Él sacudió la cabeza y saltó otra vez; el salto le llevó al lado de la silla.

– Te lo he dicho, quité las armas. El cuchillo estaba bajo el lado derecho. ¿Crees que soy estúpido? -Había un filo en su voz.

– No. Pero estoy muy asustada -admitió, apartándose un poco de él mientras trataba de encontrar las palabras correctas para alcanzarle.

Él ancló la mano en su pelo, evitando que se alejara un centímetro más.

– Esta es tu oportunidad para salvarle, Isabeau. Te lo ofrezco una vez porque será más difícil para ti perdonarme si le mato, pero lo haré.

Su cara estaba a centímetros de la de ella, una máscara furiosa de determinación y confianza absoluta. Las líneas en la cara estaban profundamente grabadas, un hombre duro con mucha experiencia. Al mirarle a los ojos, supo que había tenido razón sobre él: había sido el cerebro, el que ordenaba a Suma, pero se había ocultado bien. No necesitaba los elogios. No iba a herirla, pero la amenaza estaba allí. De hecho, las puntas de los dedos le estaban frotando mechones de cabello como si saboreara la sensación.

– Toma una ducha -dijo bruscamente-. Si discutes conmigo o te pones algo suyo, me restregaré yo mismo y no va a gustarte mucho. Hazlo rápido. Quiero que vuelvas aquí en cinco minutos oliendo como tú, no como él.

Le tiró del pelo lo suficiente para levantarla y empujarla fuera de la habitación. La siguió a un ritmo más pausado. Se estaba quitando el sujetador cuando él entró y ella se paró bruscamente, sacudiendo la cabeza.

– No voy a quitarme la ropa delante de ti.

Un músculo le hizo tictac en la mandíbula.

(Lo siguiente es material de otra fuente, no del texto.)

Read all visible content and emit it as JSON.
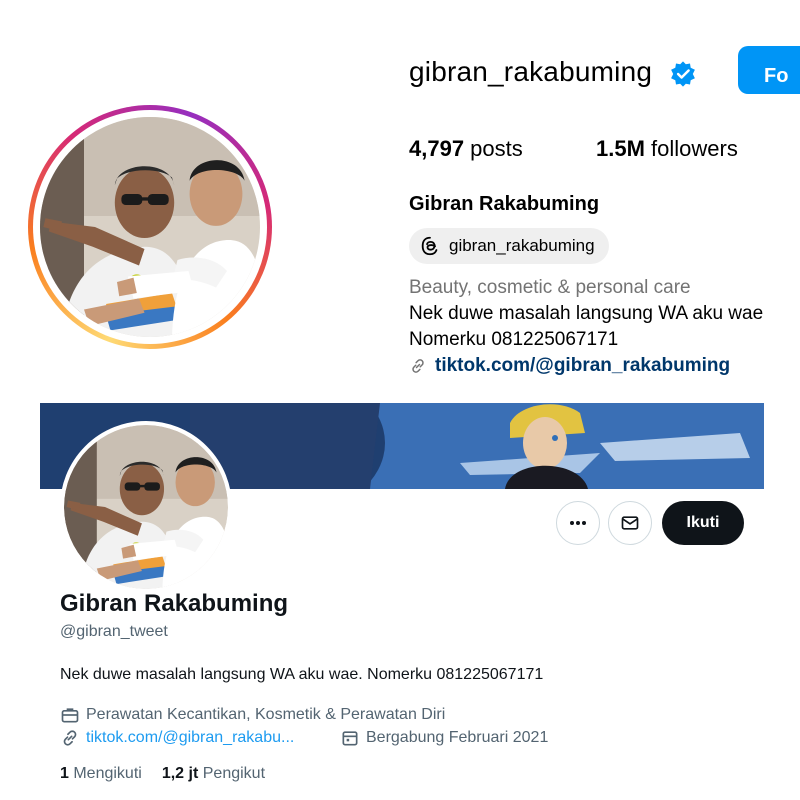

– Te he visto dejándole follarte en la selva y luego otra vez en el porche. Soy bien consciente de cómo es tu cuerpo. Quiero que su olor se vaya. Ahora. Me restregaré yo mismo si no te mueves. Ahora tienes cuatro minutos.

Ella se dijo que era leopardo y no había modestia en ese mundo. No quería provocarle y que se duchara con ella y posiblemente la violara. Si podía, le entretendría lo bastante para permitir que Rio y Conner recogieran su rastro y se dieran cuenta de que había dado un rodeo de vuelta a la cabaña. Quiso seguir dándole la espalda mientras se desnudaba, pero necesitaba verle. Porque si se movía para tocarla, no se rendiría sin luchar.

Se metió bajo el agua, la mirada sobre él, fija y desafiante, desafiándole a intentar acercarse y se lavó bajo su intenso escrutinio. Ottila se estiró a por el agua al mismo tiempo que ella, rozando sus dedos e Isabeau apartó la mano de un tirón, levantándolas defensivamente.

Eso pareció divertirle. Le entregó una toalla.

– ¿De verdad piensas que puedes luchar contra mí y ganar? No seas tonta. No soy un hombre que golpearía deliberadamente a una mujer. Tiene que haber una razón muy buena.

– ¿Por qué demonios trabajas para Imelda Cortez y secuestras niños para ella? -preguntó, frotándose el agua de la piel y el olor de Conner, como mejor podía.

Sigue hablándole y calmándole, se recordó. Muéstrate interesada en él.

Le empujó para pasar por delante y encontró su mochila, sacó un par de vaqueros de un tirón y se los puso rápidamente. Le miró por encima del hombro.

– Vendes a tu propia gente.

Él la miró con los ojos impasibles de un felino.

– Ellos no son mi gente. Me echaron. No les debo lealtad.

Ella frunció el entrecejo mientras se ponía una camiseta y se giraba para encararlo, haciendo cuanto podía para parecer un poco comprensiva.

– ¿Por qué harían eso?

Estaba interesada, esa parte no era mentira. Esperaba estar cercana a la verdad. Había admitido que estaba asustada. Quizá él lo tendría en cuenta.